The Frenchman Jean Puissant describes the moment of his departure from Buchenwald:
“The next evening, 20 April 1945, as we were preparing a hearty meal in our charming little room, the sound of engines under our windows, squealing brakes, shouting, trampling and screaming made us poke our heads outside. As soon as we reached the doorstep, someone called out to us: ‘Do you want to come? We still have room. Hurry up!’ We didn’t need to be asked twice. Conversy and I, with our small bundle in hand, were heaved onto the inside of a high truck covered with a tarpaulin where a dozen of our comrades were already seated on chairs. Fanatical frenzy, smoke and an acrid smell of petrol. The truck started to move.”
Jean Puissant, La colline sans oiseaux, Paris 2017 [Paris 1945]

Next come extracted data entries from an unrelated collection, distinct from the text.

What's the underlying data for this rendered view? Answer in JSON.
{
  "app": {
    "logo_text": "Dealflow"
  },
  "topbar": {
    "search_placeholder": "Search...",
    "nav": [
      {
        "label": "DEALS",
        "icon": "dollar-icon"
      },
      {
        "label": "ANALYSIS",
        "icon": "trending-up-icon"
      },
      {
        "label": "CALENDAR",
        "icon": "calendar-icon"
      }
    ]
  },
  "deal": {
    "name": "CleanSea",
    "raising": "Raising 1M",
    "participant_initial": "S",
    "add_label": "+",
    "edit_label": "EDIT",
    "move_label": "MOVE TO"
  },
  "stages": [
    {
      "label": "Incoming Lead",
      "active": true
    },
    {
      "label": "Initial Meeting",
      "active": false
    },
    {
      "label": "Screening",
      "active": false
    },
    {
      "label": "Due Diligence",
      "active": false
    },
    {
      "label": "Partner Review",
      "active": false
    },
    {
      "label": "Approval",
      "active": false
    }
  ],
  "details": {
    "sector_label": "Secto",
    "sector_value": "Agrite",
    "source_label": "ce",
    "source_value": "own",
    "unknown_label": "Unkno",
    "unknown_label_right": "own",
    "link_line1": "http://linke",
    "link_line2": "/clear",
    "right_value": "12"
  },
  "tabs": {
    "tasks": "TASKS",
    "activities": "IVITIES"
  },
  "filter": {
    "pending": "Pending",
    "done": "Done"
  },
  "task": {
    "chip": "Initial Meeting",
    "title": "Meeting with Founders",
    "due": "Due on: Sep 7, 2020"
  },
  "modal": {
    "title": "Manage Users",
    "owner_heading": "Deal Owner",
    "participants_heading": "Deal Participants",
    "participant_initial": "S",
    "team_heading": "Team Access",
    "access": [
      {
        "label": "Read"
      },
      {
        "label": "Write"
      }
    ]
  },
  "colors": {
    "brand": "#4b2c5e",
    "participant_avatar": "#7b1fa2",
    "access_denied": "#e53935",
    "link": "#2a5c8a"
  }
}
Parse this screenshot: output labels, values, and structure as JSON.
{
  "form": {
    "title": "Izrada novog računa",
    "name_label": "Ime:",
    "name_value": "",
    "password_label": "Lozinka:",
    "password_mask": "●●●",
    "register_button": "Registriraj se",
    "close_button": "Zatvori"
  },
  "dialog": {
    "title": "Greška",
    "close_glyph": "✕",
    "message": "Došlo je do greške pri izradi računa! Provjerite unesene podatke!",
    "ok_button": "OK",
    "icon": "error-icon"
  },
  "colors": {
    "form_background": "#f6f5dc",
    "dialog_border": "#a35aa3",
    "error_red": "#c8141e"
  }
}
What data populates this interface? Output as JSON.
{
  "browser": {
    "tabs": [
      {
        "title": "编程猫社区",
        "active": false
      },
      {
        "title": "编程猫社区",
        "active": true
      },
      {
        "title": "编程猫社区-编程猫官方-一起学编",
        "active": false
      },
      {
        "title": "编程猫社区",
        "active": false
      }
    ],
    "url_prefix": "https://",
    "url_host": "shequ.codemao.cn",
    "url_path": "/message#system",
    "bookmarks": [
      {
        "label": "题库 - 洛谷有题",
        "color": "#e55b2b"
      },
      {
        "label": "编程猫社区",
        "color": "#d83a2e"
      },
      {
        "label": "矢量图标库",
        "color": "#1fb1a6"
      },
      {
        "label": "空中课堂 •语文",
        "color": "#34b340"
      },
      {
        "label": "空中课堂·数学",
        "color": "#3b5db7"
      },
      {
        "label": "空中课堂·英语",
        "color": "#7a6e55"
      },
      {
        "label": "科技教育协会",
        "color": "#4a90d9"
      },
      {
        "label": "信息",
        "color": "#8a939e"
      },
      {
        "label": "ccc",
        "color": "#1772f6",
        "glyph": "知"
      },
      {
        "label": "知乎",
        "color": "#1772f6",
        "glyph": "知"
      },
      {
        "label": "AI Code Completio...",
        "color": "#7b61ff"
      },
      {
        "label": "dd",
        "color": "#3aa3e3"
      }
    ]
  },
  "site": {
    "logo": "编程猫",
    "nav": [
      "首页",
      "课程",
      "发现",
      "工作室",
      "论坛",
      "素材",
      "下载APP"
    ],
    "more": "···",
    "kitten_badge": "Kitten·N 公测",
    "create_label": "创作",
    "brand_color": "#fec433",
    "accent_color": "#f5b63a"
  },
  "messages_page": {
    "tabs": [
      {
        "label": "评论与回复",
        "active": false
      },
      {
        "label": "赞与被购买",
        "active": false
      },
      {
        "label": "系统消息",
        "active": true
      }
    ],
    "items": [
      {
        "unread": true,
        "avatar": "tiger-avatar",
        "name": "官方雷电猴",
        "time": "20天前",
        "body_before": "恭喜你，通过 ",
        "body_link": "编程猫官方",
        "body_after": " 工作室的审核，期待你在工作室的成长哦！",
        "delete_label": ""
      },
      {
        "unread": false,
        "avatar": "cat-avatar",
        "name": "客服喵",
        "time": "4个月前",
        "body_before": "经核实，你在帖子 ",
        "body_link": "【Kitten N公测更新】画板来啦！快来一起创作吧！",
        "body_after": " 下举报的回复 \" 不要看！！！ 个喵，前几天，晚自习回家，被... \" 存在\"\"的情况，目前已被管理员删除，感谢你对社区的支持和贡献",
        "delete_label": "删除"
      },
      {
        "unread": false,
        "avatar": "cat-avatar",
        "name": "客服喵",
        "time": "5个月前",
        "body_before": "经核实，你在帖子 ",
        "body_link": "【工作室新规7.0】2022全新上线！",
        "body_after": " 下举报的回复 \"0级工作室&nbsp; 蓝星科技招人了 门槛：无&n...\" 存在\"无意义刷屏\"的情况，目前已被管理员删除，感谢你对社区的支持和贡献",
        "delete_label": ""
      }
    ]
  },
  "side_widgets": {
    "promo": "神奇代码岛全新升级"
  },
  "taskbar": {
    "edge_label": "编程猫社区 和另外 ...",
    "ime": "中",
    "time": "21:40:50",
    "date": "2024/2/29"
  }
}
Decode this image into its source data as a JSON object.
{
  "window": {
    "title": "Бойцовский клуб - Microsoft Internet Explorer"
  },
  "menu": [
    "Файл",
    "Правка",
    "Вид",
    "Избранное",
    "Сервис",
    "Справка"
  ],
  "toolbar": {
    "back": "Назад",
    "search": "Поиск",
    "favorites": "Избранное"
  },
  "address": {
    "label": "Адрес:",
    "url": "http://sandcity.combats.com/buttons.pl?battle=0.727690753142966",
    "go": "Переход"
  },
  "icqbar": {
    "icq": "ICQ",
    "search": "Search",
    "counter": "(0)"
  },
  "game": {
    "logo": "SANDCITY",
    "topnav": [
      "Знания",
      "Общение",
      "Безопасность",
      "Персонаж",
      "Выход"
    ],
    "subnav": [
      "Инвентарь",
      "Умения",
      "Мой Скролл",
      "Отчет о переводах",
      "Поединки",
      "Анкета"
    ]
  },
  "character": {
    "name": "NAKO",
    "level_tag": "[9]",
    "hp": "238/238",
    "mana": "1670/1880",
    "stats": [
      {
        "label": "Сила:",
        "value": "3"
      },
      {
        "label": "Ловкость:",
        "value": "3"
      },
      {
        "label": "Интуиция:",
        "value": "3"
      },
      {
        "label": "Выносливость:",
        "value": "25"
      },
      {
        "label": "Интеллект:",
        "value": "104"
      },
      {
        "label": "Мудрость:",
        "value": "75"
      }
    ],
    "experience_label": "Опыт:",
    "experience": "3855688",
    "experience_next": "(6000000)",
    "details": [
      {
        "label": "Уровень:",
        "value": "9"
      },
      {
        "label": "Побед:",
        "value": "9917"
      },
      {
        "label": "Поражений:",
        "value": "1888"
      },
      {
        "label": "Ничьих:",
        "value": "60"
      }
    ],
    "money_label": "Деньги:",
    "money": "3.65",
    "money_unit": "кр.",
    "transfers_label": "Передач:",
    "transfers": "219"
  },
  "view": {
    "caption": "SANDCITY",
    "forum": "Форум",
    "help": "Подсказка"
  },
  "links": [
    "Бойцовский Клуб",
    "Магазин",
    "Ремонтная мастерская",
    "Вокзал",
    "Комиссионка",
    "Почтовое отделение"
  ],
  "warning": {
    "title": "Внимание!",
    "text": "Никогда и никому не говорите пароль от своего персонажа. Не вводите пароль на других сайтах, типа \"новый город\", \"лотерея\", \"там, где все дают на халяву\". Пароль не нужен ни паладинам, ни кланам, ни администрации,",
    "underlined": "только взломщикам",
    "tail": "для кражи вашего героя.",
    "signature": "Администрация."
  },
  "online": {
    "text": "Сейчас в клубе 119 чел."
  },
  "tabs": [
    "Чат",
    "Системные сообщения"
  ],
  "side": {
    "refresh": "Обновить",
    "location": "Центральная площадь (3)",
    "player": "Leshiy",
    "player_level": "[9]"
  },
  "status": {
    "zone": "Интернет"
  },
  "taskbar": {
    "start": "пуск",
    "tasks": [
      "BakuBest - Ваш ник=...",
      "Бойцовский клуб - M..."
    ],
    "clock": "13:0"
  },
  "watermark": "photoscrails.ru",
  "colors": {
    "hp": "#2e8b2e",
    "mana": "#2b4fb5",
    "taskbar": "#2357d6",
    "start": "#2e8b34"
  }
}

The survivors who were physically able to leave the camp wanted to return home as quickly as possible. Most Western Europeans left in the second half of April, often accompanied by aid organisations from their home countries. For the others, repatriation did not begin until after the war ended on 8 May 1945. The last survivors, mainly from Poland and Yugoslavia, left Buchenwald in August 1945. However, not everyone who left was able to return to their homeland. Jewish survivors in particular often spent years in reception camps, searching for surviving relatives and a new home.